Mandato di arresto europeo e applicazione di misure cautelari

Di Guido Colaiacovo -

Cass. Pen., Sez. VI, 26 ottobre 2016, dep. il 2 dicembre 2016, n. 51639

La decisione della Suprema Corte suggerisce di riepilogare i principali arresti della giurisprudenza di legittimità in materia di applicazione di misure cautelari nella procedura passiva di consegna.

In questa ottica, si può premettere che la sentenza si muove su percorsi interpretativi già chiaramente tracciati da altri precedenti.

E’ consolidato, infatti, il principio secondo il quale – posto che la sola esigenza cautelare che deve essere valutata ai fini dell’emissione di un provvedimento coercitivo, coerentemente con la previsione dell’art. 12 della decisione quadro 584/2002/GAI, è quella attinente al pericolo di fuga – il giudicante deve concentrare la propria attenzione sull’eventualità che, nelle more della definizione della procedura, il soggetto possa approfittare dell’assenza di vincoli per far perdere le proprie tracce, ed è tenuto ad esporre puntualmente gli argomenti che giustificano il suo convincimento sul punto (così, ex plurimis, Cass, sez. fer., 27 luglio 2010, n. 30047, in Giust. pen., 2011, p. III, c. 166; per la citazione di altri precedenti e l’analisi della casistica, Lattanzi – Lupo, Codice di procedura penale – Rassegna di dottrina e giurisprudenza, vol. XIII, Giuffrè, 2013, p. 82).

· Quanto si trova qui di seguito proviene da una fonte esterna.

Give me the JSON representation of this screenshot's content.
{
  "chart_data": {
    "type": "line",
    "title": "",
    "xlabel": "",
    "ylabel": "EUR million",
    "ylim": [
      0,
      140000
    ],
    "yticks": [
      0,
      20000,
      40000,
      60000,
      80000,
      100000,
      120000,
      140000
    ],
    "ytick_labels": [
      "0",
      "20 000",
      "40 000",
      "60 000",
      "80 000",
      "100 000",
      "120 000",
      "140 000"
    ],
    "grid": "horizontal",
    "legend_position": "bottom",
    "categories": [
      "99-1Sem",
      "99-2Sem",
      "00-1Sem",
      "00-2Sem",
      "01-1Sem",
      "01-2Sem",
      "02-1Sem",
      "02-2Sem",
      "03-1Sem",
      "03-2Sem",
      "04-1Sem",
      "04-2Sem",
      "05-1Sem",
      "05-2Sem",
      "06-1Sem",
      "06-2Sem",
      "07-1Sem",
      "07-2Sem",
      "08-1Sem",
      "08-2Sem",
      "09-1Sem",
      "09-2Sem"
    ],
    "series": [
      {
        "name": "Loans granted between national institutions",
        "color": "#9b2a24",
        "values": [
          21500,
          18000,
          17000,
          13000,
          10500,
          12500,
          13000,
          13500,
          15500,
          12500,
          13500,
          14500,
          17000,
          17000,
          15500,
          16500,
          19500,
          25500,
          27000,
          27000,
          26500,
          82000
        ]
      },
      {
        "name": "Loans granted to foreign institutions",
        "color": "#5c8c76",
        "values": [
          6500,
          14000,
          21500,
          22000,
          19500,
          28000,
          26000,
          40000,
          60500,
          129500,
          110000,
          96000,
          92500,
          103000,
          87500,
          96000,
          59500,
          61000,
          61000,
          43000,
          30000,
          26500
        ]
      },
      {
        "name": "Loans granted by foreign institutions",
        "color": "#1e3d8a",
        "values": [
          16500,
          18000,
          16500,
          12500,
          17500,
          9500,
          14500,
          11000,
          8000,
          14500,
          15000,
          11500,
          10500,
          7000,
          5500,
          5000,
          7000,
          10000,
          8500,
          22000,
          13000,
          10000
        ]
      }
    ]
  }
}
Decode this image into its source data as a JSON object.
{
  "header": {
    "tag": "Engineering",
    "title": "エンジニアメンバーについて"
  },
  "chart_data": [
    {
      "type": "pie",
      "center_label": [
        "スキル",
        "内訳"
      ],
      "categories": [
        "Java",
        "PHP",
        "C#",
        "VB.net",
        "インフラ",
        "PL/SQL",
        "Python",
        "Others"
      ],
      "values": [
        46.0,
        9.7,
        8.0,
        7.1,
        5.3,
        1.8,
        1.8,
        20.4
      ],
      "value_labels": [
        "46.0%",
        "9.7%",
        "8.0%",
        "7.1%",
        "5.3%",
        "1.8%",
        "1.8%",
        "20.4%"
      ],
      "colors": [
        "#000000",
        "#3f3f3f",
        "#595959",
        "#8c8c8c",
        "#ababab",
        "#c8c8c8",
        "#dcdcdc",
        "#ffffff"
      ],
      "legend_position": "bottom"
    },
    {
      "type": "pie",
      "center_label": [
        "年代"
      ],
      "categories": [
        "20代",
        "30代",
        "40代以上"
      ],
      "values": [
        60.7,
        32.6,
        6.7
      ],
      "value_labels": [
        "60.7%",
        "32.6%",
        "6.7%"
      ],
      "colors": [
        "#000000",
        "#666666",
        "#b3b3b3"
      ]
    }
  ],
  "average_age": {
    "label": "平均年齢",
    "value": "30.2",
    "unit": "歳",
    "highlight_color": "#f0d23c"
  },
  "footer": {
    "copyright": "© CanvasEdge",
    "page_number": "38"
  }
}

Allo stesso modo, è pacifico l’indirizzo che, escludendo la possibilità di censurare le decisioni in materia dinanzi al tribunale della libertà, individua, in forza del richiamo all’art. 719 c.p.p. contenuto nell’art. 9 l. 22 aprile 2005, n. 69, nel ricorso per cassazione l’unico mezzo di impugnazione esperibile (così, da ultimo, Cass., sez. VI, 11 giugno 2015, n. 24891, in C.E.D. Cass., n. 263816) e puntualizza, nel perimetrare l’ambito delle doglianze che possono essere articolate, che nel concetto di violazione di legge è compresa l’inesistenza della motivazione o la presenza di una motivazione solo apparente, ma non un mero vizio logico della stessa (Cass., sez. VI, 6 marzo 2013, n. 10906, in Foro it., 2013, p. II, c. 412).

Qualora sia ravvisato una patologia simile, la Suprema Corte ha precisato che l’ordinanza deve essere annullata con rinvio per consentire una nuova deliberazione, diretta a correggere i vizi del provvedimento annullato, con ricostituzione, ove del caso, di un titolo restrittivo valido ed operativo.

L’intervento rescindente della Corte di cassazione toglie al provvedimento annullato la possibilità di essere posto a base di una restrizione della libertà personale, con la conseguente immediata liberazione della persona detenuta (Cass., sez. VI, 4 dicembre 2009, n. 2266/10, C.E.D. Cass., n. 245785). Tuttavia, la liberazione del ricercato sarà disposta solo qualora ad essere annullata con rinvio sia l’ordinanza che ha imposto la misura cautelare e non qualora tale sorte spetti al provvedimento che rigetta la richiesta di revoca o sostituzione del provvedimento impositivo che, in simili ipotesi, continua a essere valido ed efficace (Cass., sez. fer., 27 luglio 2010, n. 30047/10, cit.).